When I read your first post commenting on this matter and quoting he had shot the baboon “to find out what it feels like to kill a primate” (he should have added “in cold blood”) I thought it was despicable that AA Gill could have such shallow, senseless thoughts and still have the gall and lack of shame to share this fact with someone, let alone publish it.
Now that I read this other quote, purposely using a phrase like “blew his lungs” and then bragging about his “skill” in hitting the target at such distance reveals he relishes in making readers cringe over his actions, describing the moment as graphically as possible - Disturbing.

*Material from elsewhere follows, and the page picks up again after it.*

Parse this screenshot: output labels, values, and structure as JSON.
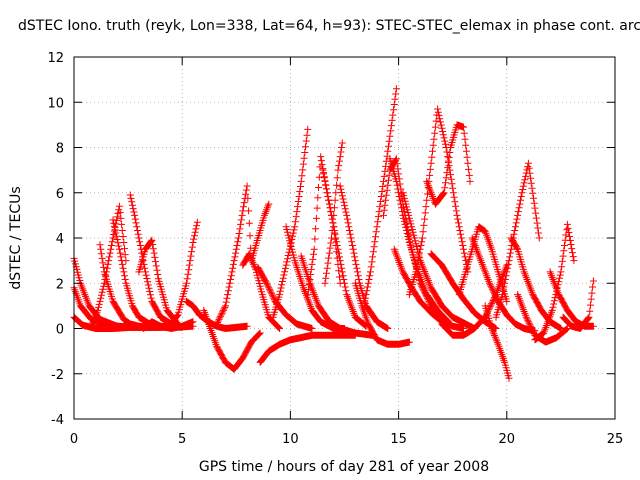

It is as disturbing as reading about what Geoffrey Dahmer did to animals before he went on to start killing people. If I already had the misfortune of being an acquaintance of his, I would distance myself from him as much as possible; something atrocious is always waiting to happen around people like this. He must be such and embarrassment to his kids. No comment on “the blonde”; I leave her to her fate.
Just as troubling is the relative lack of appropriate response, aside from a few Twitterers and charities huffing and puffing before they're distracted by a movie or whatever. A few Sunday Times readers might have grumbled about lack of taste, but I doubt Gill has lost more than a handful of readers and probably gained a few more. Perhaps even Gill himself has grown bored amid such torpor - hence his sad lapse into Hemingway territory. One can only hope Gill doesn't follow the logic of his killing curiosity and blow his brains out.

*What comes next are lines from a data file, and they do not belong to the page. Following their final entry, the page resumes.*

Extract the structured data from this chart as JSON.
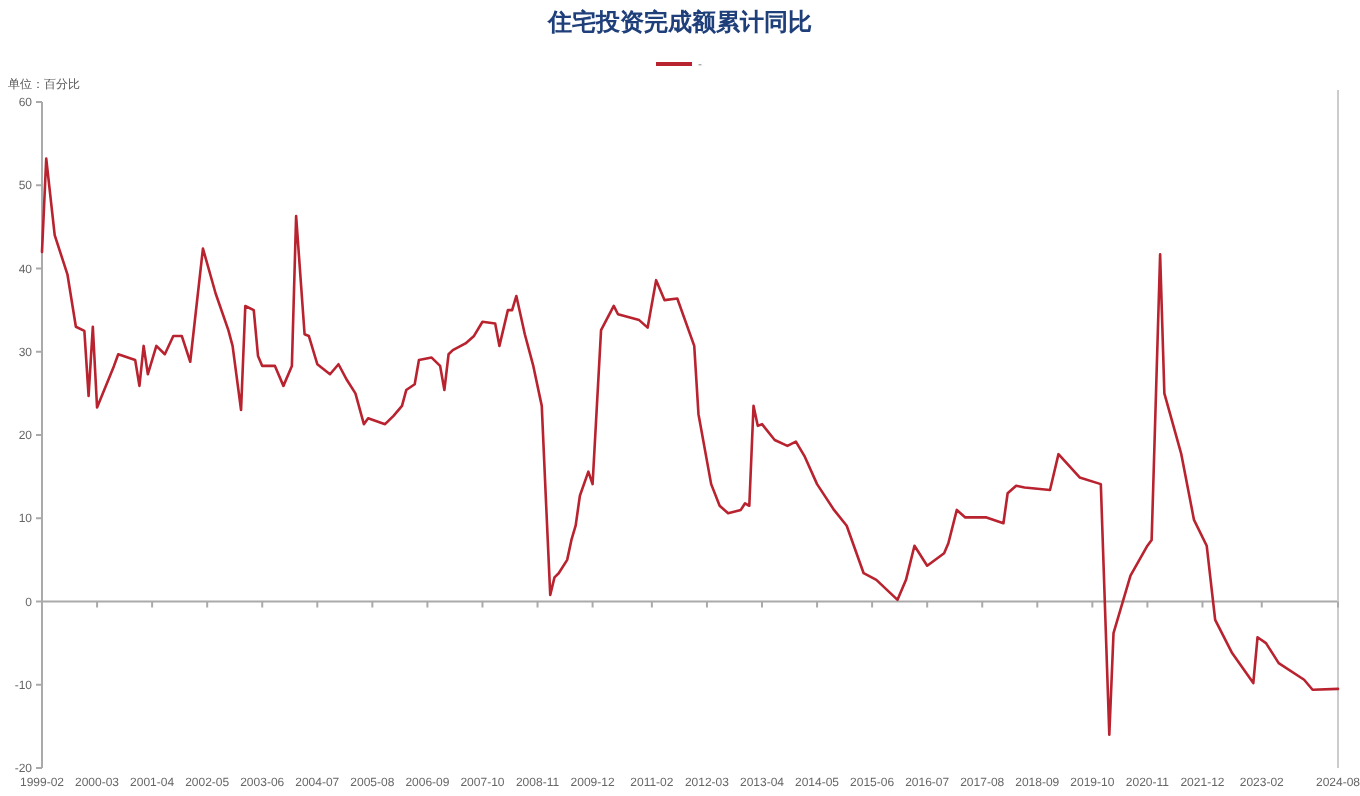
{
  "chart_data": {
    "type": "line",
    "title": "住宅投资完成额累计同比",
    "annotations": [
      "单位：百分比"
    ],
    "x": [
      "1999-02",
      "1999-03",
      "1999-05",
      "1999-08",
      "1999-10",
      "1999-12",
      "2000-01",
      "2000-02",
      "2000-03",
      "2000-07",
      "2000-08",
      "2000-12",
      "2001-01",
      "2001-02",
      "2001-03",
      "2001-05",
      "2001-07",
      "2001-09",
      "2001-11",
      "2002-01",
      "2002-04",
      "2002-07",
      "2002-10",
      "2002-11",
      "2003-01",
      "2003-02",
      "2003-04",
      "2003-05",
      "2003-06",
      "2003-09",
      "2003-11",
      "2004-01",
      "2004-02",
      "2004-04",
      "2004-05",
      "2004-07",
      "2004-10",
      "2004-12",
      "2005-02",
      "2005-04",
      "2005-06",
      "2005-07",
      "2005-11",
      "2006-01",
      "2006-03",
      "2006-04",
      "2006-06",
      "2006-07",
      "2006-10",
      "2006-12",
      "2007-01",
      "2007-02",
      "2007-03",
      "2007-06",
      "2007-08",
      "2007-10",
      "2008-01",
      "2008-02",
      "2008-04",
      "2008-05",
      "2008-06",
      "2008-08",
      "2008-10",
      "2008-12",
      "2009-01",
      "2009-02",
      "2009-03",
      "2009-04",
      "2009-06",
      "2009-07",
      "2009-08",
      "2009-09",
      "2009-11",
      "2009-12",
      "2010-02",
      "2010-05",
      "2010-06",
      "2010-11",
      "2011-01",
      "2011-03",
      "2011-05",
      "2011-08",
      "2011-12",
      "2012-01",
      "2012-04",
      "2012-06",
      "2012-08",
      "2012-11",
      "2012-12",
      "2013-01",
      "2013-02",
      "2013-03",
      "2013-04",
      "2013-07",
      "2013-10",
      "2013-12",
      "2014-02",
      "2014-05",
      "2014-09",
      "2014-12",
      "2015-04",
      "2015-07",
      "2015-12",
      "2016-02",
      "2016-04",
      "2016-07",
      "2016-11",
      "2016-12",
      "2017-02",
      "2017-04",
      "2017-09",
      "2018-01",
      "2018-02",
      "2018-04",
      "2018-06",
      "2018-12",
      "2019-02",
      "2019-07",
      "2019-12",
      "2020-02",
      "2020-03",
      "2020-07",
      "2020-11",
      "2020-12",
      "2021-02",
      "2021-03",
      "2021-07",
      "2021-10",
      "2022-01",
      "2022-03",
      "2022-07",
      "2022-12",
      "2023-01",
      "2023-03",
      "2023-06",
      "2023-12",
      "2024-02",
      "2024-08"
    ],
    "series": [
      {
        "name": "-",
        "color": "#b8232f",
        "values": [
          42,
          53.2,
          44,
          39.3,
          33,
          32.5,
          24.7,
          33,
          23.3,
          28.3,
          29.7,
          29,
          25.9,
          30.7,
          27.3,
          30.7,
          29.7,
          31.9,
          31.9,
          28.8,
          42.4,
          37,
          32.6,
          30.7,
          23,
          35.5,
          35,
          29.5,
          28.3,
          28.3,
          25.9,
          28.3,
          46.3,
          32.1,
          31.9,
          28.5,
          27.3,
          28.5,
          26.6,
          25,
          21.3,
          22,
          21.3,
          22.3,
          23.5,
          25.4,
          26.1,
          29,
          29.3,
          28.3,
          25.4,
          29.7,
          30.2,
          31,
          31.9,
          33.6,
          33.4,
          30.7,
          35,
          35,
          36.7,
          32.1,
          28.3,
          23.5,
          12,
          0.8,
          2.9,
          3.4,
          5,
          7.4,
          9.1,
          12.7,
          15.6,
          14.1,
          32.6,
          35.5,
          34.5,
          33.8,
          32.9,
          38.6,
          36.2,
          36.4,
          30.7,
          22.5,
          14.1,
          11.5,
          10.6,
          11,
          11.8,
          11.5,
          23.5,
          21.1,
          21.3,
          19.4,
          18.7,
          19.2,
          17.5,
          14.1,
          11,
          9.1,
          3.4,
          2.6,
          0.2,
          2.6,
          6.7,
          4.3,
          5.8,
          7,
          11,
          10.1,
          10.1,
          9.4,
          13,
          13.9,
          13.7,
          13.4,
          17.7,
          14.9,
          14.1,
          -16,
          -3.8,
          3.1,
          6.7,
          7.4,
          41.7,
          25,
          17.7,
          9.8,
          6.7,
          -2.2,
          -6.2,
          -9.8,
          -4.3,
          -5,
          -7.4,
          -9.4,
          -10.6,
          -10.5
        ]
      }
    ],
    "xlim": [
      "1999-02",
      "2024-08"
    ],
    "xticks": [
      "1999-02",
      "2000-03",
      "2001-04",
      "2002-05",
      "2003-06",
      "2004-07",
      "2005-08",
      "2006-09",
      "2007-10",
      "2008-11",
      "2009-12",
      "2011-02",
      "2012-03",
      "2013-04",
      "2014-05",
      "2015-06",
      "2016-07",
      "2017-08",
      "2018-09",
      "2019-10",
      "2020-11",
      "2021-12",
      "2023-02",
      "2024-08"
    ],
    "ylim": [
      -20,
      60
    ],
    "yticks": [
      -20,
      -10,
      0,
      10,
      20,
      30,
      40,
      50,
      60
    ],
    "legend": "top",
    "marker": "none",
    "line_style": "solid"
  }
}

This is actually a very serious matter. I love Gill's writing usually but I'm so upset by his shooting of the baboon that I can hardly bear to think of it. I am hoping that he did not really shoot the thing and just made it up. If it's true why isn't anyone taking it more seriously?
Torpor. Also, Gill has his many fans, though I don't know why. He's a smart stylist for sure, he riffs brilliantly at times, and I suppose the short distance reader likes the Sunday fix. There's nothing in it, just dexterity, just synonyms, and words he's picked up in his masturbatory submersions. Gill's bored to tears with himself, that's why he shot the baboon.
If a rat's worth £2,000, how much is AA Gill worth? Rather less, I suspect. Perhaps, though, if I were a baboon, or some other kind of 'primate' than the one I am, I'd be tempted to put a more substantial price on his head. Looking at the illustration to this post, I can't help but think of the final scene in the otherwise dreadful sequel to The Silence of the Lambs, in which a man tucks into his brains. That might be the most suitable punishment for Gill, though the pickings might be slim.
Christian doctrine has no respect at all for animal life, despite St Francis, Madame Arcati. You surely don't think the pope would wear rubber shoes? Heaven might not forbid - Prada would.
Dear Charles - a good point about Christianity. Certainly historically it's never stopped its adherents from killing (true of all faiths), and I notice no especial concern for the animal kingdom - indeed such concern is regarded by some Christers as neo-paganistic. I have no idea what brand of Christianity Gill subscribes to, but I suspect it's the sort that comes alive on death beds.